Alaska village requires full vaccine for in-person shopping

BETHEL, Alaska — A village in Alaska has mandated that only fully vaccinated people will be allowed into the community's stores and businesses.

Kongiganak had 50% of its eligible residents vaccinated with at least one dose as of April 9, KYUK-AM reported Wednesday, citing the Yukon-Kuskokwim Health Corporation.

Kongiganak reported that it had a population of 439 people in the 2010 U.S. Census.

Sheila Phillip, the Kongiganak Traditional Council secretary, said that people who are fully vaccinated can go inside the village's two stores if they wear masks and follow social distancing guidelines.

People not fully vaccinated "can still make phone orders and their orders are delivered to their home," Phillip said.

The general manager for Qemirtalek Coast Corporation, Harvey Paul, said his village store allows four people inside.

Paul said his employees verify that a customer is vaccinated by checking that their name is on a list provided by the tribe, KYUK-AM reported.

“Every couple of days, they’ll give us a new list,” Paul said. “The list keeps getting bigger and bigger. That’s a good sign, you know?”

Paul said allowing only vaccinated people to shop in-person is helping increase vaccination rates in the village.

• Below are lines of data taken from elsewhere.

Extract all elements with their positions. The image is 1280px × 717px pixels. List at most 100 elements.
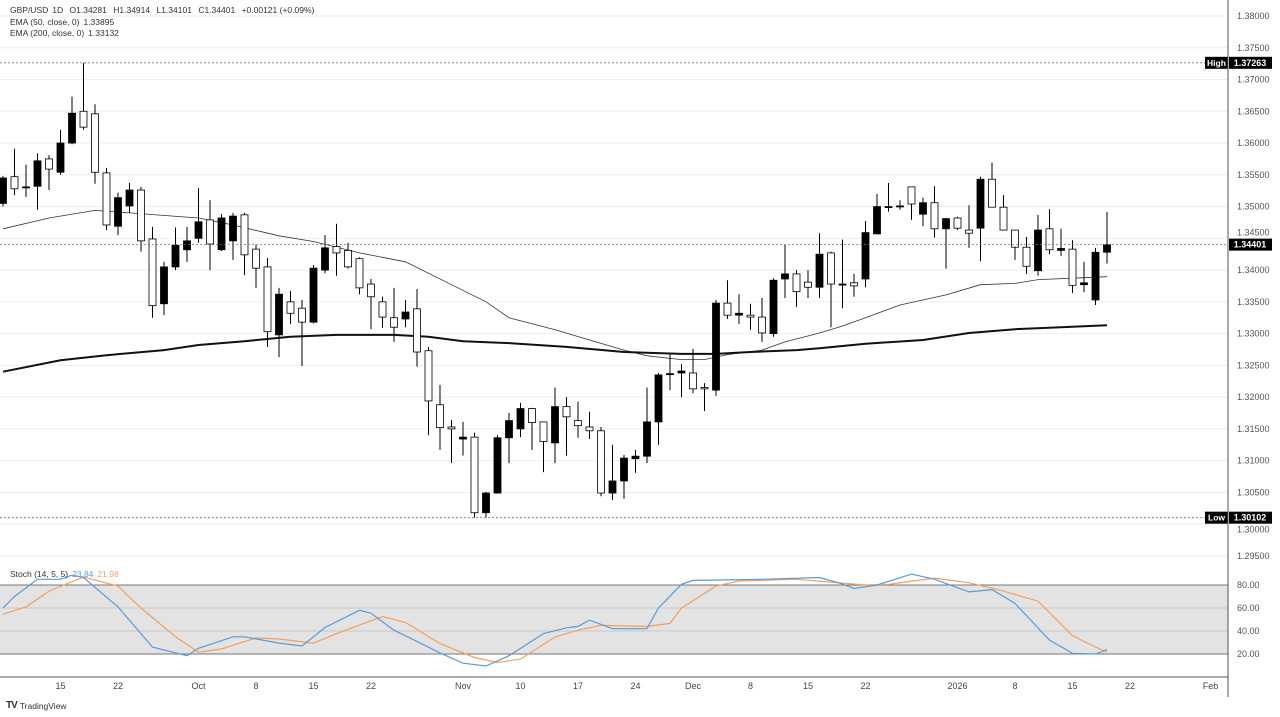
candle <box>183 226 191 262</box>
ema50-legend[interactable]: EMA (50, close, 0) 1.33895 <box>10 17 118 27</box>
price-tick-label: 1.30000 <box>1237 525 1270 535</box>
candle-body <box>367 283 375 298</box>
last-price-marker-value-box <box>1229 238 1272 251</box>
candle-body <box>1057 248 1065 251</box>
candle-body <box>815 253 824 288</box>
candle-body <box>33 160 42 187</box>
axes: 1.38000 1.37500 1.37000 1.36500 1.36000 1.355… <box>0 0 1270 697</box>
candle-body <box>689 372 697 390</box>
candle-body <box>666 373 674 376</box>
time-tick-label: 15 <box>803 681 813 691</box>
candle <box>976 176 985 262</box>
candle-body <box>1103 244 1111 253</box>
candle <box>1034 214 1042 276</box>
candle-body <box>654 374 663 423</box>
candle-body <box>988 178 996 208</box>
candle-body <box>620 457 628 482</box>
candle <box>206 200 214 271</box>
candle-body <box>758 316 766 334</box>
candle <box>0 176 7 207</box>
candle-body <box>965 229 973 234</box>
candle-body <box>378 301 387 318</box>
time-tick-label: 10 <box>515 681 525 691</box>
candle-body <box>643 421 651 457</box>
candle-body <box>240 214 249 256</box>
stoch-d-line <box>2 576 1108 664</box>
time-tick-label: 8 <box>253 681 258 691</box>
candle-body <box>206 219 214 245</box>
candle <box>160 261 168 316</box>
price-tick-label: 1.30500 <box>1237 487 1270 497</box>
candle <box>367 278 375 330</box>
candle <box>700 383 709 412</box>
candle <box>114 192 122 236</box>
price-markers: High 1.37263 Low 1.30102 1.34401 <box>0 56 1272 524</box>
candle-body <box>585 426 594 432</box>
candle-body <box>505 420 513 439</box>
candle <box>102 167 111 231</box>
candle-body <box>769 279 778 334</box>
ohlc-open: O1.34281 <box>69 5 107 15</box>
candle <box>355 257 364 295</box>
candle <box>873 193 881 235</box>
candle-body <box>551 406 559 444</box>
time-tick-label: Oct <box>191 681 206 691</box>
candle <box>240 212 249 276</box>
candle-body <box>91 113 99 173</box>
candlestick-series <box>0 62 1111 518</box>
candle <box>631 449 640 473</box>
candle <box>528 407 536 450</box>
candle <box>321 235 329 274</box>
candle-body <box>321 247 329 271</box>
candle <box>953 216 962 231</box>
candle <box>229 212 237 260</box>
candle-body <box>838 283 847 286</box>
candle <box>677 364 686 398</box>
logo-text: TradingView <box>19 700 67 711</box>
candle-body <box>1011 229 1019 248</box>
price-tick-label: 1.29500 <box>1237 551 1270 561</box>
stoch-tick-label: 20.00 <box>1237 649 1260 659</box>
candle <box>1068 240 1077 293</box>
candle <box>263 258 272 347</box>
candle-body <box>22 186 30 189</box>
candle-body <box>896 205 904 208</box>
low-marker-label: Low <box>1208 513 1225 523</box>
candle-body <box>516 408 525 430</box>
candle-body <box>631 455 640 460</box>
candle-body <box>919 202 927 215</box>
ema200-legend[interactable]: EMA (200, close, 0) 1.33132 <box>10 28 123 38</box>
candle-body <box>907 186 916 205</box>
candle <box>758 298 766 342</box>
candle <box>608 444 617 501</box>
price-tick-label: 1.33500 <box>1237 297 1270 307</box>
candle <box>79 62 88 130</box>
time-tick-label: 8 <box>748 681 753 691</box>
symbol-name[interactable]: GBP/USD <box>10 5 49 15</box>
candle-body <box>194 221 203 239</box>
candle-body <box>298 307 306 323</box>
candle <box>884 183 893 212</box>
time-tick-label: Nov <box>455 681 472 691</box>
candle <box>22 164 30 198</box>
candle <box>838 239 847 309</box>
stoch-lines <box>2 573 1108 667</box>
candle <box>1080 261 1088 293</box>
candle-body <box>976 178 985 229</box>
ohlc-close: C1.34401 <box>198 5 236 15</box>
candle <box>332 223 341 276</box>
time-tick-label: Dec <box>685 681 702 691</box>
tradingview-logo[interactable]: TV TradingView <box>6 700 67 711</box>
price-grid <box>0 15 1228 557</box>
candle-body <box>712 302 720 391</box>
stoch-legend[interactable]: Stoch (14, 5, 5) 23.84 21.98 <box>10 569 123 579</box>
candle-body <box>1091 251 1100 301</box>
candle-body <box>482 492 490 514</box>
ohlc-low: L1.34101 <box>156 5 192 15</box>
candle-body <box>735 312 743 316</box>
candle-body <box>424 350 433 402</box>
stoch-k-line <box>2 573 1108 667</box>
candle <box>309 264 318 324</box>
price-tick-label: 1.36500 <box>1237 106 1270 116</box>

“It gives them the incentive, ‘Hey look, I better get vaccinated too so I can go to the store,’” Paul said. “The best way to curb this virus is to get vaccinated.”

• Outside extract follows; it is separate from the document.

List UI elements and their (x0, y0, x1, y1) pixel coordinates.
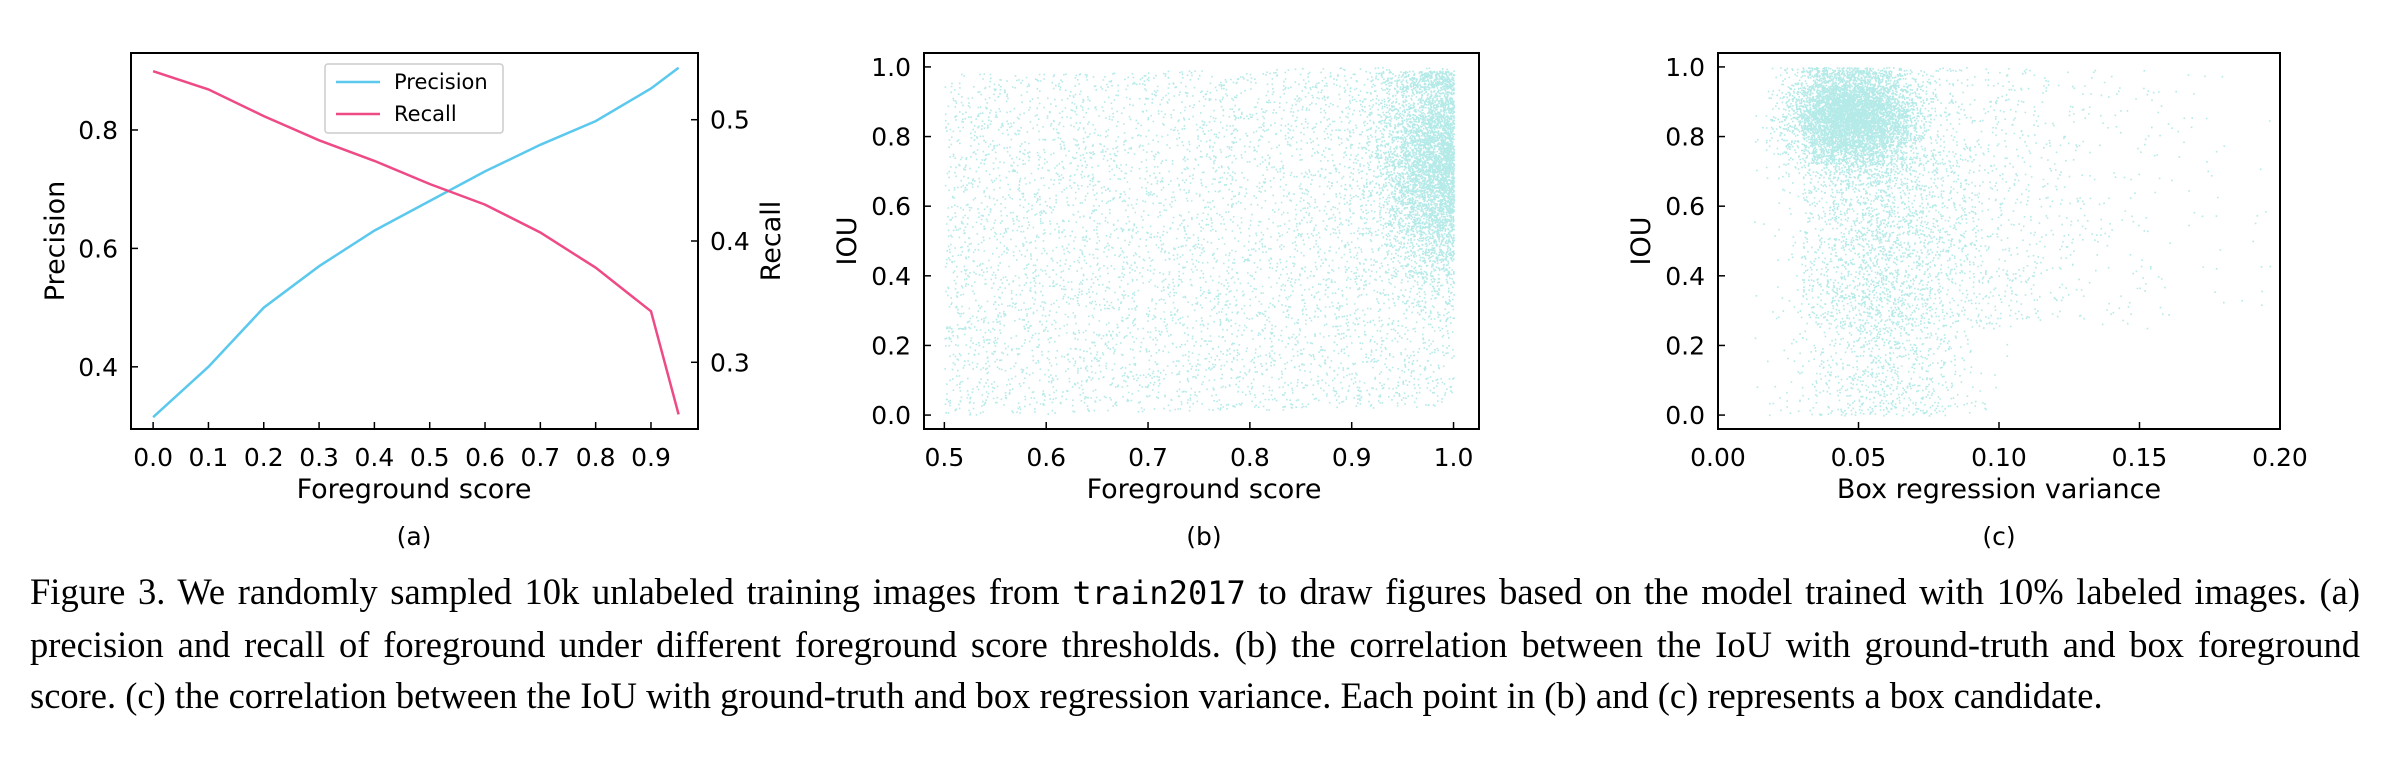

Bethel and other Yukon-Kuskokwim Delta villages are allowing people to enter stores without proving they have been vaccinated.

Phillip said Kongiganak has taken stricter precautions because over a third of village's residents have contracted the virus and two people have died from COVID-19.

“Our whole community was just devastated by the first death,” Phillip said. “And with that in mind, we tried to be as strict as we could for as long as we could."

Common symptoms of COVID-19 include fever, cough, breathing trouble, sore throat, muscle pain and loss of taste or smell. Most people develop only mild symptoms.

But some people, usually those with other medical complications, develop more severe symptoms, including pneumonia. Sometimes people with a coronavirus infection display no symptoms.